Pasar melebih-lebihkan jalur pengetatan Eropa
"Sentimen risiko sedang menguat kuat karena AS dan Iran mencapai gencatan senjata sementara, tetapi tidak semua kelas aset merespons secara sama. Jika kita menggambarkan perbaikan dalam sentimen risiko sebagai pelonggaran kondisi keuangan, maka manifestasi biasanya adalah ekuitas yang lebih kuat, imbal hasil yang lebih rendah, dan penurunan ekspektasi suku bunga kebijakan. Saat pasar Eropa dibuka, harga (melalui futures Desember 2026) untuk Bank Sentral Eropa (European Central Bank/ECB), Bank of England (BoE) dan Swiss National Bank (SNB) bereaksi seperti yang diharapkan, mengurangi target suku bunga acuan akhir tahun seiring harga energi turun tajam."

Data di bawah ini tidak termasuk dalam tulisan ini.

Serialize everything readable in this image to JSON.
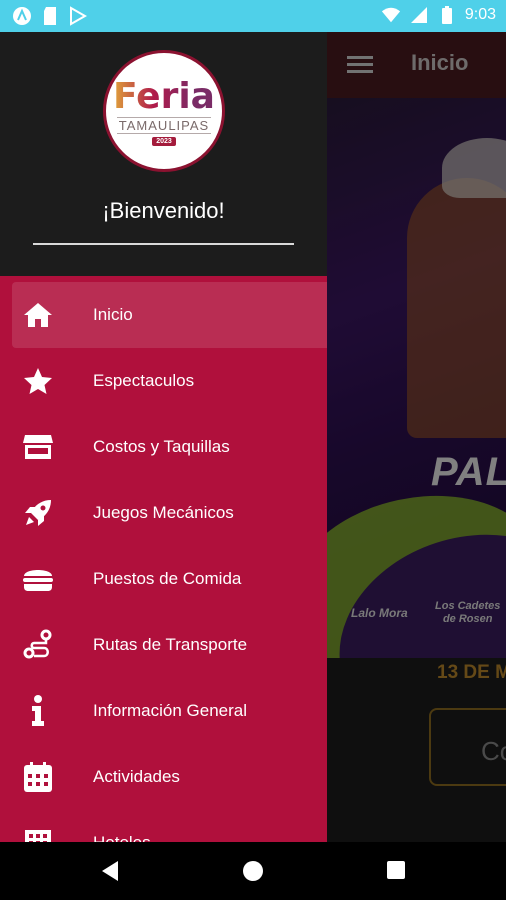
{
  "status_bar": {
    "time": "9:03",
    "icons": [
      "app-a-icon",
      "sd-card-icon",
      "play-store-icon",
      "wifi-icon",
      "signal-icon",
      "battery-icon"
    ]
  },
  "background_screen": {
    "title": "Inicio",
    "poster_title_fragment": "PAL",
    "artist_left": "Lalo Mora",
    "artist_right_line1": "Los Cadetes",
    "artist_right_line2": "de Rosen",
    "date_fragment": "13 DE M",
    "button_fragment": "Co"
  },
  "drawer": {
    "logo": {
      "word": "Feria",
      "state": "TAMAULIPAS",
      "year": "2023"
    },
    "welcome": "¡Bienvenido!",
    "menu": [
      {
        "label": "Inicio",
        "icon": "home-icon",
        "active": true
      },
      {
        "label": "Espectaculos",
        "icon": "star-icon",
        "active": false
      },
      {
        "label": "Costos y Taquillas",
        "icon": "store-icon",
        "active": false
      },
      {
        "label": "Juegos Mecánicos",
        "icon": "rocket-icon",
        "active": false
      },
      {
        "label": "Puestos de Comida",
        "icon": "burger-icon",
        "active": false
      },
      {
        "label": "Rutas de Transporte",
        "icon": "route-icon",
        "active": false
      },
      {
        "label": "Información General",
        "icon": "info-icon",
        "active": false
      },
      {
        "label": "Actividades",
        "icon": "calendar-icon",
        "active": false
      },
      {
        "label": "Hoteles",
        "icon": "hotel-icon",
        "active": false
      }
    ]
  },
  "colors": {
    "status_bar": "#4fd0e9",
    "drawer_menu": "#b0103c",
    "drawer_header": "#1c1c1c",
    "accent_gold": "#b8862a"
  },
  "nav_bar": {
    "buttons": [
      "back-icon",
      "home-circle-icon",
      "recents-icon"
    ]
  }
}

"Namun, harga saat ini masih jauh di atas level pada awal tahun, termasuk hingga 80 bp untuk BoE dan lebih dari 50 bp untuk ECB. Suku bunga Swiss masih diprakirakan akan bergerak di atas nol pada akhir tahun. Berdasarkan semua hal, kami percaya harga sangat jauh dari tujuan kebijakan."
"ECB cukup terbagi, dengan beberapa anggota memperingatkan bahwa bank sentral perlu bertindak bahkan sebelum efek putaran kedua muncul. Akibatnya, sangat mencolok bahwa harga suku bunga BoE dan ECB turun hampir sama banyak saat berita gencatan senjata menyebar, mengingat betapa berbeda sikap kebijakan mereka."
(Artikel ini dibuat dengan bantuan alat Kecerdasan Buatan dan ditinjau oleh editor.)